9 - Touche romantique.


Il me vient la folle envie de teinter mon blog d'une touche de romantisme. Je proclame donc haut et fort que je suis un grand incompris ! Romantisme facile et qui, quand on y réfléchit, ne s'aventure pas très loin, car qui peut se vanter d'être bien compris ? En toute rigueur, peut-on même affirmer que l'on se comprend toujours parfaitement soi-même ? Pour ma part, j'ai toujours pris un grand plaisir à la réponse que Jacques adresse à son maître quand ce dernier lui demande, avec une naïveté confondante, de dire - à propos d'une anecdote quelconque - "la chose comme elle est" : " JACQUES - Cela n'est pas aisé. N'a-t-on pas son caractère, son intérêt, son goût, ses passions, d'après quoi l'on exagère ou l'on atténue ? Dis la chose comme elle est !... Cela n'arrive peut-être pas deux fois en un jour dans toute une grande ville. Et celui qui vous écoute est-il mieux disposé que celui qui parle ? Non. D'où il doit arriver que deux fois à peine en un jour, dans toute une grande ville on soit entendu comme on dit." (Diderot, Jacques le Fataliste, Paris, Livre de Poche, 2000, p. 101). Tout compte fait, mon romantisme ne tourne-t-il pas un peu à... autre chose ?

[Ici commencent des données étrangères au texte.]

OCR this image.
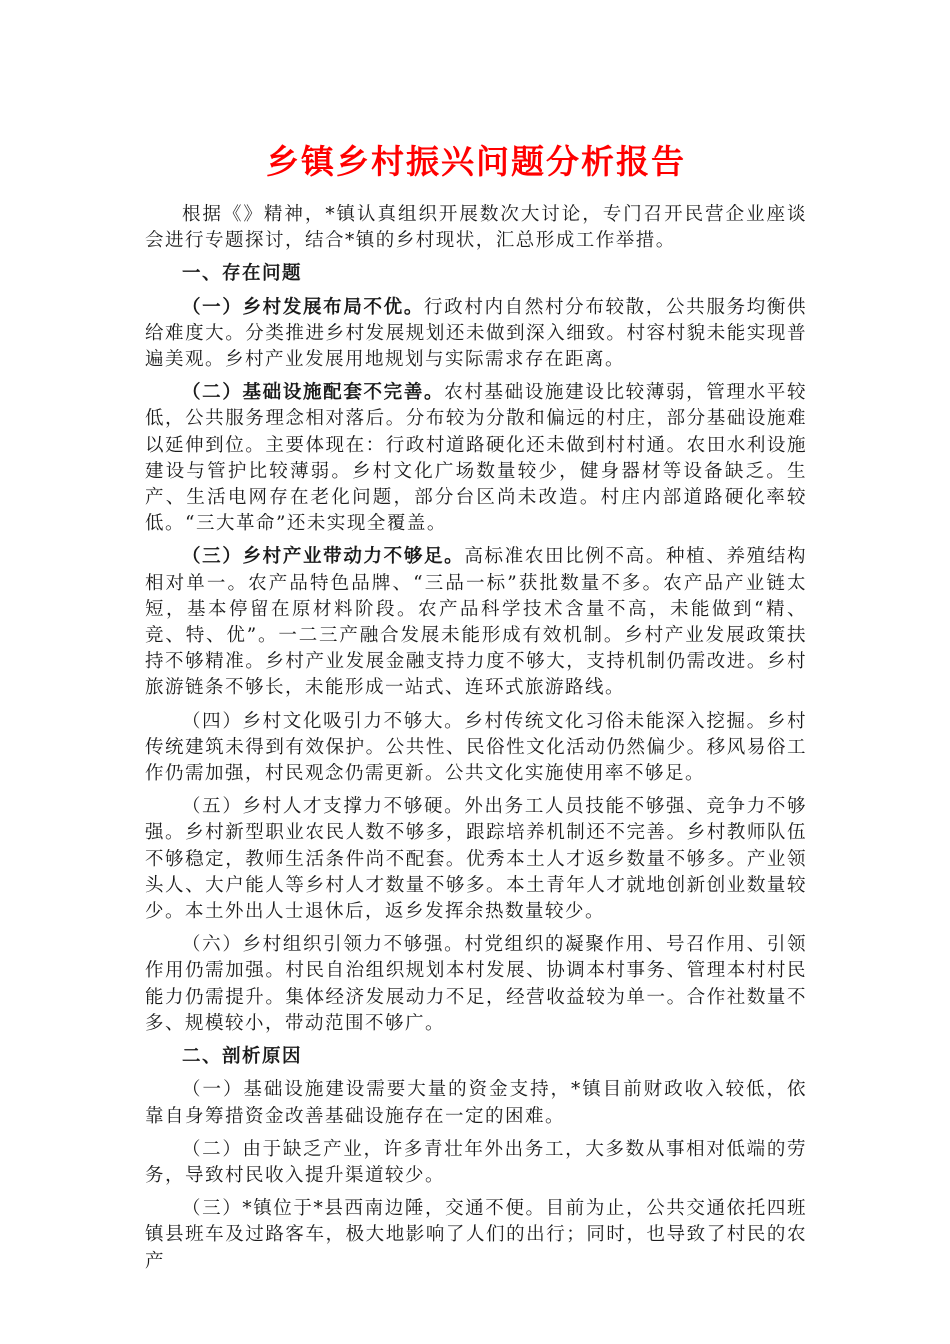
乡镇乡村振兴问题分析报告

根据《》精神，*镇认真组织开展数次大讨论，专门召开民营企业座谈会进行专题探讨，结合*镇的乡村现状，汇总形成工作举措。

一、存在问题

（一）乡村发展布局不优。行政村内自然村分布较散，公共服务均衡供给难度大。分类推进乡村发展规划还未做到深入细致。村容村貌未能实现普遍美观。乡村产业发展用地规划与实际需求存在距离。

（二）基础设施配套不完善。农村基础设施建设比较薄弱，管理水平较低，公共服务理念相对落后。分布较为分散和偏远的村庄，部分基础设施难以延伸到位。主要体现在：行政村道路硬化还未做到村村通。农田水利设施建设与管护比较薄弱。乡村文化广场数量较少，健身器材等设备缺乏。生产、生活电网存在老化问题，部分台区尚未改造。村庄内部道路硬化率较低。“三大革命”还未实现全覆盖。

（三）乡村产业带动力不够足。高标准农田比例不高。种植、养殖结构相对单一。农产品特色品牌、“三品一标”获批数量不多。农产品产业链太短，基本停留在原材料阶段。农产品科学技术含量不高，未能做到“精、竞、特、优”。一二三产融合发展未能形成有效机制。乡村产业发展政策扶持不够精准。乡村产业发展金融支持力度不够大，支持机制仍需改进。乡村旅游链条不够长，未能形成一站式、连环式旅游路线。

（四）乡村文化吸引力不够大。乡村传统文化习俗未能深入挖掘。乡村传统建筑未得到有效保护。公共性、民俗性文化活动仍然偏少。移风易俗工作仍需加强，村民观念仍需更新。公共文化实施使用率不够足。

（五）乡村人才支撑力不够硬。外出务工人员技能不够强、竞争力不够强。乡村新型职业农民人数不够多，跟踪培养机制还不完善。乡村教师队伍不够稳定，教师生活条件尚不配套。优秀本土人才返乡数量不够多。产业领头人、大户能人等乡村人才数量不够多。本土青年人才就地创新创业数量较少。本土外出人士退休后，返乡发挥余热数量较少。

（六）乡村组织引领力不够强。村党组织的凝聚作用、号召作用、引领作用仍需加强。村民自治组织规划本村发展、协调本村事务、管理本村村民能力仍需提升。集体经济发展动力不足，经营收益较为单一。合作社数量不多、规模较小，带动范围不够广。

二、剖析原因

（一）基础设施建设需要大量的资金支持，*镇目前财政收入较低，依靠自身筹措资金改善基础设施存在一定的困难。

（二）由于缺乏产业，许多青壮年外出务工，大多数从事相对低端的劳务，导致村民收入提升渠道较少。

（三）*镇位于*县西南边陲，交通不便。目前为止，公共交通依托四班镇县班车及过路客车，极大地影响了人们的出行；同时，也导致了村民的农产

8 - Crépuscule d'une Idole.


Sous ce titre - qui nous invite fortement à l'identifier à Nietzsche himself - Michel Onfray, ce zorro des temps modernes, prétend dessiller nos yeux aveuglés sur l'une des plus importantes idoles contemporaines - selon lui : Sigmund Freud. Avouons qu'il y a longtemps que la légende dorée freudienne ne dupe plus les perspicaces. Je n'ai certes pas lu ce livre - il y a quand même mieux à faire que de lire les dix livres que Michel Onfray publie chaque année (je n'en ai déjà que trop lus !) - mais je ne me suis pas dispensé d'écouter avec attention et intérêt les - trop - nombreuses interventions télévisées du très anti-parisien et très marginal Michel Onfray : ce qui m'est alors très clairement apparu, c'est que s'il y a une idole moderne dont il serait souhaitable que nous nous débarrassions urgemment, c'est bien plutôt de Michel Onfray lui-même.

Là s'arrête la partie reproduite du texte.